New Read: The Vietnam War (A Very Brief History)

Last year, I had a bit of an US politics theme going on in my reading through Mark Black’s A Very Brief History series. I read about Richard NixonJohn F Kennedy, The Cuban Missile Crisis and Jacqueline Kennedy Onassis. So it seemed only fitting to continue this in the new year with The Vietnam War instalment.
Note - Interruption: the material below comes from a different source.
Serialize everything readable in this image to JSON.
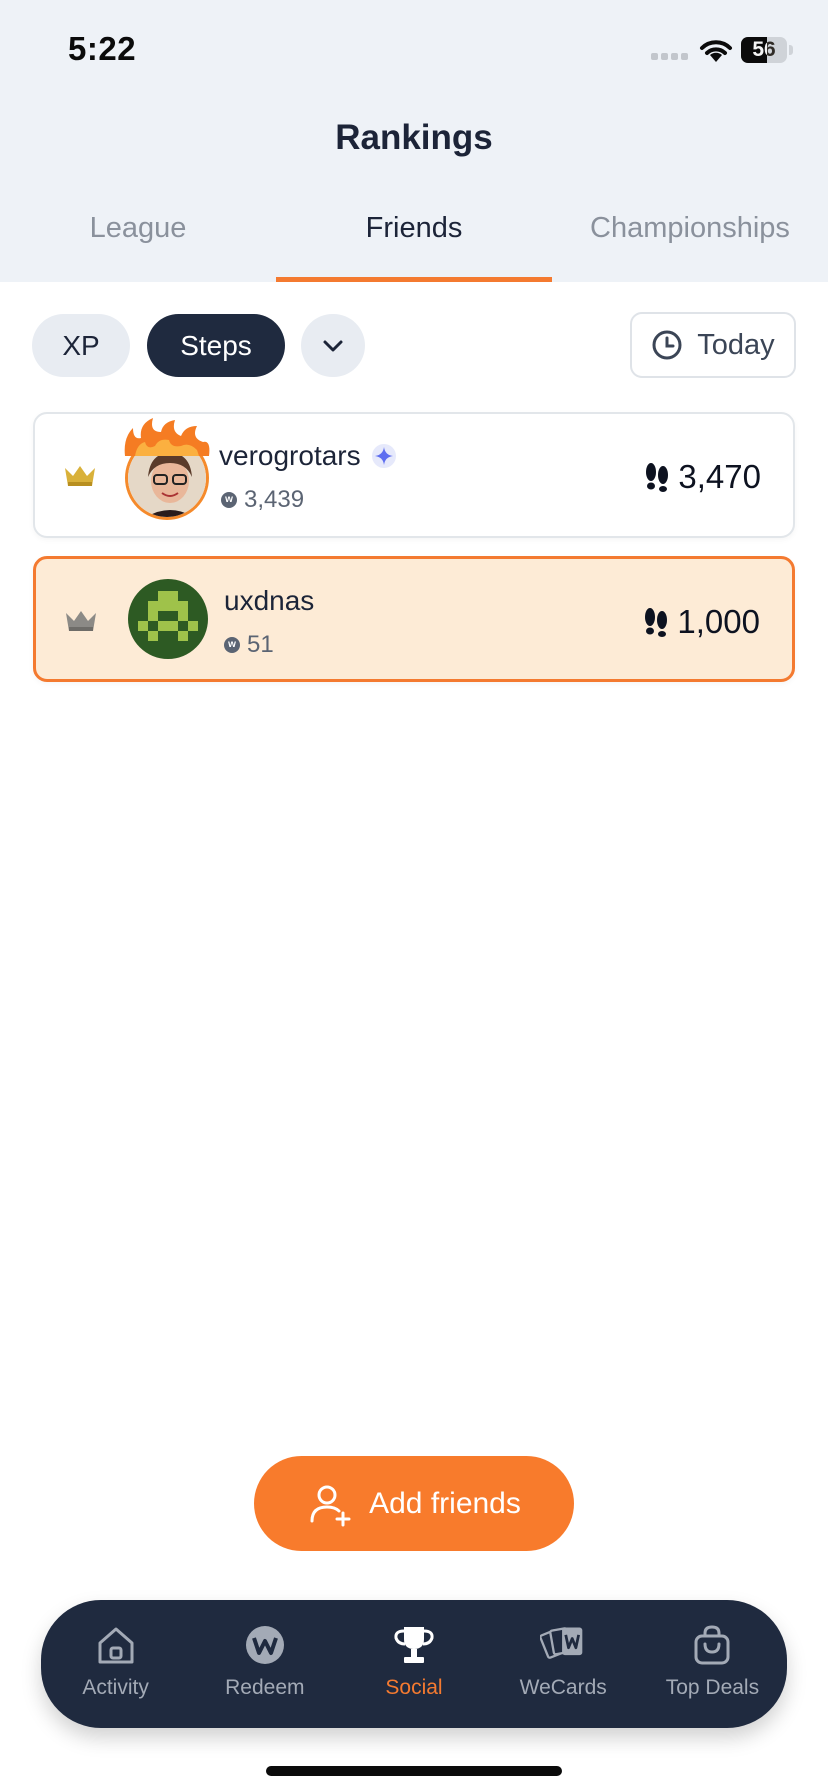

Before reading this, what I knew about this disastrous war was what I’d learned from watching the amazing films: Good Morning Vietnam (1987) and Forest Gump (1994). Turns out they’d taught me a fair bit! From reading this though I was able to get a better grip on the numbers involved; the shocking loss of life and the complicated politics behind it. Also I always thought the only foreign forces involved were the Americans, but Australia and New Zealand sent troops to support the South Vietnamese too. While North Korea, the Soviet Union and Republic of China weighed in with support for the North Vietnamese. All in all this war was a whole lot bigger and more devastating than I had ever imagined. No wonder it went on to define a generation.

If it hadn’t been for these Black’s short histories, I doubt I would have ever read about US presidents, politics or this war otherwise, which would be a shame because I have learnt so much from them. This clear, fast paced and concise history is broken down into bite-size chapters on: the background of the war; US foreign policy; the escalation of the war; policy under Richard Nixon; policy under Gerald Ford; other foreign involvement; the US defeat and withdrawal; and the aftermath of the war. This style is helpful for a reader, like me, to learn quickly the main events and essential facts.
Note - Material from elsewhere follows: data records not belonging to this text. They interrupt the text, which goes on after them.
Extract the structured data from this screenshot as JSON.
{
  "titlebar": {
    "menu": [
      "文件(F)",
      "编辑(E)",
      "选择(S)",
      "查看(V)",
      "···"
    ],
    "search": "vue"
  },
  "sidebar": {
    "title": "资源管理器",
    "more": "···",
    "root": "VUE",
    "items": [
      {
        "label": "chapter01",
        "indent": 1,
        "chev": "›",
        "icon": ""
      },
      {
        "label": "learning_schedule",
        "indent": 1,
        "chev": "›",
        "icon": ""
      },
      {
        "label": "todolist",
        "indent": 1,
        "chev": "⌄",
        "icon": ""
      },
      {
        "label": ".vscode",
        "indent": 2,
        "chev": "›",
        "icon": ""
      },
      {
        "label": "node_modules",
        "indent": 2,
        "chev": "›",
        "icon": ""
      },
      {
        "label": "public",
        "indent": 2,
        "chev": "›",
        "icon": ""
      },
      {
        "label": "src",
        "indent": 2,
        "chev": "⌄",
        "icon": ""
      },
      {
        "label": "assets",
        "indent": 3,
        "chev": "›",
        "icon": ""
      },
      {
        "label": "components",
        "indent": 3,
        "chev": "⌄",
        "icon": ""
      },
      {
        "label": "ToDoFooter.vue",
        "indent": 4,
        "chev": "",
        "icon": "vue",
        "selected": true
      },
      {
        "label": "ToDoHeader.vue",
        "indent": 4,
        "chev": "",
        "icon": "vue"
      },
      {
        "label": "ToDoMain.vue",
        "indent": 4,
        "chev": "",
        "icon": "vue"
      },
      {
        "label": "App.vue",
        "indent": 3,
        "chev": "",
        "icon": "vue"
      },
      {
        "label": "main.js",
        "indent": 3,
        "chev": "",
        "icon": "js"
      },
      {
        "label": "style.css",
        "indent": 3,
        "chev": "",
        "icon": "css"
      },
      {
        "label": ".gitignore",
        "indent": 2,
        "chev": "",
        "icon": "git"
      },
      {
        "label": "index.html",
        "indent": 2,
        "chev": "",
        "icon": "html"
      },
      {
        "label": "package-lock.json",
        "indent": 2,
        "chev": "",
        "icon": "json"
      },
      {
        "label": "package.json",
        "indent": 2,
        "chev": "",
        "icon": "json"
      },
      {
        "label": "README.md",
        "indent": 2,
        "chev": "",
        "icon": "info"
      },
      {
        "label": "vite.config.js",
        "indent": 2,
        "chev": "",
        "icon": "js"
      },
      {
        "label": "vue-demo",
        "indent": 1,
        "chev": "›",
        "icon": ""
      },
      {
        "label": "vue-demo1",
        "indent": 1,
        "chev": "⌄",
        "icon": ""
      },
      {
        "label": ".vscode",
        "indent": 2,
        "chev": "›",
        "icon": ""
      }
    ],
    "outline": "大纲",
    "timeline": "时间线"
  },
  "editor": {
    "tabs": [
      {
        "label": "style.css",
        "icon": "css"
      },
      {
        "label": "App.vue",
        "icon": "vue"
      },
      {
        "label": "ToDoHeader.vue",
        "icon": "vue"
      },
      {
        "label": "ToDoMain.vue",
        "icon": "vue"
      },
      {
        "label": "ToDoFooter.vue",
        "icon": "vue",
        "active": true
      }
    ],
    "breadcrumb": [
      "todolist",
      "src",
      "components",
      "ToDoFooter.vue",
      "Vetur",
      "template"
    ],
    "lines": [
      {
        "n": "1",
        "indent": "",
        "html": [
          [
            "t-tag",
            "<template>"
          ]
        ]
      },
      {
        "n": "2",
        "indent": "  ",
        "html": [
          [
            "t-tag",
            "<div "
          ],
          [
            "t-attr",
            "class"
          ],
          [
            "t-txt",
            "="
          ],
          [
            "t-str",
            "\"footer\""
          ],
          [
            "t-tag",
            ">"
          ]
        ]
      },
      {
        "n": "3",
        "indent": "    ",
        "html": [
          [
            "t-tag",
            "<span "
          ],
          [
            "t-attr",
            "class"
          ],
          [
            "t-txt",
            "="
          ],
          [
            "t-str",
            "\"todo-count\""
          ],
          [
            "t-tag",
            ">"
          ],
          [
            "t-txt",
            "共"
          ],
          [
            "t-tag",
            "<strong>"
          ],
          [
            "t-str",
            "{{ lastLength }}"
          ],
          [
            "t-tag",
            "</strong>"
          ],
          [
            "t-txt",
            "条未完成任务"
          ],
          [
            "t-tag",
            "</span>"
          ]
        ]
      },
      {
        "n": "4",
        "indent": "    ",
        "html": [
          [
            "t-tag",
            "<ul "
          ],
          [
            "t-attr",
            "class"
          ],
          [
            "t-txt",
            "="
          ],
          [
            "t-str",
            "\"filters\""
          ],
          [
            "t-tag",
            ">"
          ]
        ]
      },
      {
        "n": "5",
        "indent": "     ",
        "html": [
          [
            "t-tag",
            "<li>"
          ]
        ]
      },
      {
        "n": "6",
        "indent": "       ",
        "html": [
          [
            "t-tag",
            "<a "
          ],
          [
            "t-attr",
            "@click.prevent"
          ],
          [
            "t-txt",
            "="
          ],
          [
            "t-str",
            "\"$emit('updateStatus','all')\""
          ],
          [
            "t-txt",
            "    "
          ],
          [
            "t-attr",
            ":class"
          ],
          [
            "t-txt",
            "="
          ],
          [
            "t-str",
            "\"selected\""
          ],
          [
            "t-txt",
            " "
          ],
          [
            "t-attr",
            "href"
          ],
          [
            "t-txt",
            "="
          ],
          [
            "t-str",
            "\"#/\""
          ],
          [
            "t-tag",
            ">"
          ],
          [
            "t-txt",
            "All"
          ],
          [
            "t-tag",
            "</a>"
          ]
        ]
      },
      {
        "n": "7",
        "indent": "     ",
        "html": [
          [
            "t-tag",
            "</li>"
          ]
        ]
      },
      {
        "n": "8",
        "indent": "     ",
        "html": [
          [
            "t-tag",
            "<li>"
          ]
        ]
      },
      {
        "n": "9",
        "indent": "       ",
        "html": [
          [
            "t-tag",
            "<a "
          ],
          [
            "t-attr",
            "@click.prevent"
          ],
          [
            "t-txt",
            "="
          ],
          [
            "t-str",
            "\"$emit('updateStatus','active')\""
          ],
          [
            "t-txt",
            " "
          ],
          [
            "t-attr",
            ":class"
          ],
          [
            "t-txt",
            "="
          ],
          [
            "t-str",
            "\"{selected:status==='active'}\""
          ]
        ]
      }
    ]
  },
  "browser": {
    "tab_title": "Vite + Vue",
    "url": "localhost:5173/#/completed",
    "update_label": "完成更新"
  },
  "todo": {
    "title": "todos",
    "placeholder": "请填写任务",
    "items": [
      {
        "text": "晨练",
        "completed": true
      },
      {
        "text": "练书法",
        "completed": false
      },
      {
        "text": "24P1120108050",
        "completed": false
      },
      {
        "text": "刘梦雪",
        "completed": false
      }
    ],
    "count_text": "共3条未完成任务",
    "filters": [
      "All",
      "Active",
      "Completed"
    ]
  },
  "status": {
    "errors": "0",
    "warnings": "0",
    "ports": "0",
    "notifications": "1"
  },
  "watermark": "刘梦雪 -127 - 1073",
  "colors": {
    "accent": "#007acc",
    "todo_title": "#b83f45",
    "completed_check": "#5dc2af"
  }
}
Overall, I thought The Vietnam War: A Very Brief History was another quick and interesting read. A good starting point on an important event in history, but I would need to read on for more in-depth detail. With six more editions from this series on my Kindle, I think it seems appropriate to read the Ronald Reagan one next. Okay read.

Have you read this? Or anything else about the Vietnam war?